Me senti babá na quinta-feira ensinando meia dúzia de trainee sobre a empresa, mostrando os setores, apresentando a história... graças a oxalá a Isadora - uma ruiva dona de um lindo par de coxas - fez uma apresentação e foi a oradora na maior parte da caminhada. Na sexta um dos trainees foi parar na comunicação e lá fui eu colocar ele em seu devido lugar: junto dos estagiários, sou sucinta  "se ajudem, se virem, fucem esse material, qualquer coisa eu estou ali na frente, mas sugiro mandar mensagem pela rede interna porque o Borges não suporta gente zanzando". E assim o dia passou com minha helpdesk de estagiários. Tentei ser o mais didática possível e as coisas iam se encaixando. 

Fernando ia para a terapia e eu pra casa, uma passada no mercadinho e a janta se tornou uma bela omelete. Janta feita, banho tomado, pijama confortável, série de terror no streaming, nada como a fantasia pra tirar a gente da realidade um pouco, Freud deve ter alguma explicação pra isso e deve envolver a mãe de alguém. 
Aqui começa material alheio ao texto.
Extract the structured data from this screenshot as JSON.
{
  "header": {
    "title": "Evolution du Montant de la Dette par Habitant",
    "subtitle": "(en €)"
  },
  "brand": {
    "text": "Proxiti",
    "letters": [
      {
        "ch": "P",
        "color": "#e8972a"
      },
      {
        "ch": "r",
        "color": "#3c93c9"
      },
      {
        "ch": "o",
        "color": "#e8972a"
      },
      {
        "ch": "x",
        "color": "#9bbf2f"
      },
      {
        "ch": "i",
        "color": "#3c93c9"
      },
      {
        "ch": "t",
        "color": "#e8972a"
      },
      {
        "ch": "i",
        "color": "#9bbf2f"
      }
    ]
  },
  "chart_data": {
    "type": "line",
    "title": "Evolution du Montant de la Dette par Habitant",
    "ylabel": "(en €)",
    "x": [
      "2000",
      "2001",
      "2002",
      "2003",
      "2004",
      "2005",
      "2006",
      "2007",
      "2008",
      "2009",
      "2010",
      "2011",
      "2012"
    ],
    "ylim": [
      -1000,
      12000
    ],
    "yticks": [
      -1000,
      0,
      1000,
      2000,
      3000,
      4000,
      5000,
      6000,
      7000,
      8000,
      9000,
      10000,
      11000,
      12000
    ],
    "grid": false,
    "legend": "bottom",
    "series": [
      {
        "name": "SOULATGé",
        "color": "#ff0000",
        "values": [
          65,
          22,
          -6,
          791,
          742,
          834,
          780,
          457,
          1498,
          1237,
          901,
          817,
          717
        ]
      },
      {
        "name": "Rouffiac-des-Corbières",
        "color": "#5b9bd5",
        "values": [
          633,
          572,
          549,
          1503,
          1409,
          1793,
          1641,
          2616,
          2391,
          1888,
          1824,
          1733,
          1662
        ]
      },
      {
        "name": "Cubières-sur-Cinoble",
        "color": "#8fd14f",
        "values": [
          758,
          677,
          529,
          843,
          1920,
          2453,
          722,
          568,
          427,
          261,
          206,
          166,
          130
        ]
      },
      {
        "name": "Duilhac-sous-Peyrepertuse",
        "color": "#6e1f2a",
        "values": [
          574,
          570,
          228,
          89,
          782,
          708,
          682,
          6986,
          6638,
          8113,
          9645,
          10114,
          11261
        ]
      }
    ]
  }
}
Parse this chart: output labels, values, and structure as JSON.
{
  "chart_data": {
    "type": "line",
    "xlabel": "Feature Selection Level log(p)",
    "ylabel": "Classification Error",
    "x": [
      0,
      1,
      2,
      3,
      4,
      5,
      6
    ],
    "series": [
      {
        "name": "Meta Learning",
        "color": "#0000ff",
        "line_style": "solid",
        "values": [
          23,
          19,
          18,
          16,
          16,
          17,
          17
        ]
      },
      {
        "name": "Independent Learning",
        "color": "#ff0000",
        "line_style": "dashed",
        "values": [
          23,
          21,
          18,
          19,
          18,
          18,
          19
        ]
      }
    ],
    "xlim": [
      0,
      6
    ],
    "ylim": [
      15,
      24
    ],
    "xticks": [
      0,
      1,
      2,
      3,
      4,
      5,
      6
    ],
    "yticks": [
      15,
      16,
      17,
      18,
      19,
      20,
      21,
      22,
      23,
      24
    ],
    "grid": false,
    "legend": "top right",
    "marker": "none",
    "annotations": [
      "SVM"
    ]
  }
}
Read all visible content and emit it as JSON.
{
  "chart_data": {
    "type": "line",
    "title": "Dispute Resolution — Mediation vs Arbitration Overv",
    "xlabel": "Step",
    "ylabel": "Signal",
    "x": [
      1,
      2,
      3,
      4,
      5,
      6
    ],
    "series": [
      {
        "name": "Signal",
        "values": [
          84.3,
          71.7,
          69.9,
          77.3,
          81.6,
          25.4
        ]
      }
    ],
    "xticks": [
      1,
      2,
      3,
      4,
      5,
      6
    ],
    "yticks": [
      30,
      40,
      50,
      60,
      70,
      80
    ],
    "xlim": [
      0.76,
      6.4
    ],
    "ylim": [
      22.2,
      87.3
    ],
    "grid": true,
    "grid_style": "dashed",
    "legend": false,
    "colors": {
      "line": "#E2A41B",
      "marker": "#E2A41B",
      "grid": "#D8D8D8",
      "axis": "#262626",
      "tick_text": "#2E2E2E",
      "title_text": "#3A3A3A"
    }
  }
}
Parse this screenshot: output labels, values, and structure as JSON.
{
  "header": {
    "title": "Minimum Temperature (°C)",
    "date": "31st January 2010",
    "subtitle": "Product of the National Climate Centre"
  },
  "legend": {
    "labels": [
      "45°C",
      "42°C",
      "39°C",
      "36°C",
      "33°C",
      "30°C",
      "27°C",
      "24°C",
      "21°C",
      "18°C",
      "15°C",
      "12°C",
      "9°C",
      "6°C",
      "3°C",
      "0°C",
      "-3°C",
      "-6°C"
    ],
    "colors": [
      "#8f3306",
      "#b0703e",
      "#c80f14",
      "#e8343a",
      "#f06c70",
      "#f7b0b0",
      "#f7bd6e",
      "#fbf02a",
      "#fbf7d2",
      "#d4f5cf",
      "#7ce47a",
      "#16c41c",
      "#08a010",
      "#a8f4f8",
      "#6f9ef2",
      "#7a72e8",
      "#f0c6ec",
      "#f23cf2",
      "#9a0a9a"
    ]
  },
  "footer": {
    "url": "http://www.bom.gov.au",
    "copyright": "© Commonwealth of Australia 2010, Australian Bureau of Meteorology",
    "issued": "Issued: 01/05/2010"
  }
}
Vinte e duas horas e oito minutos. A tela do celular acende.

"No meio do ano."
"Quer ir comigo? Preciso do seu apoio."

Foda-se a hora. Troquei de roupa, fiz uma mochila rápida, tranquei tudo, reguei as plantinhas. Chamei um carro pelo aplicativo. Preço dinâmico. O dobro do preço habitual, foda-se. Não tinha respondido a mensagem, me cocei várias vezes para responder, mas me controlei. O porteiro já me conhecia e, depois do meu pedido, ele não avisou da minha chegada.

Vinte e duas horas e cinquenta e quatro minutos. Toquei a campainha. Hoje a noite prometia.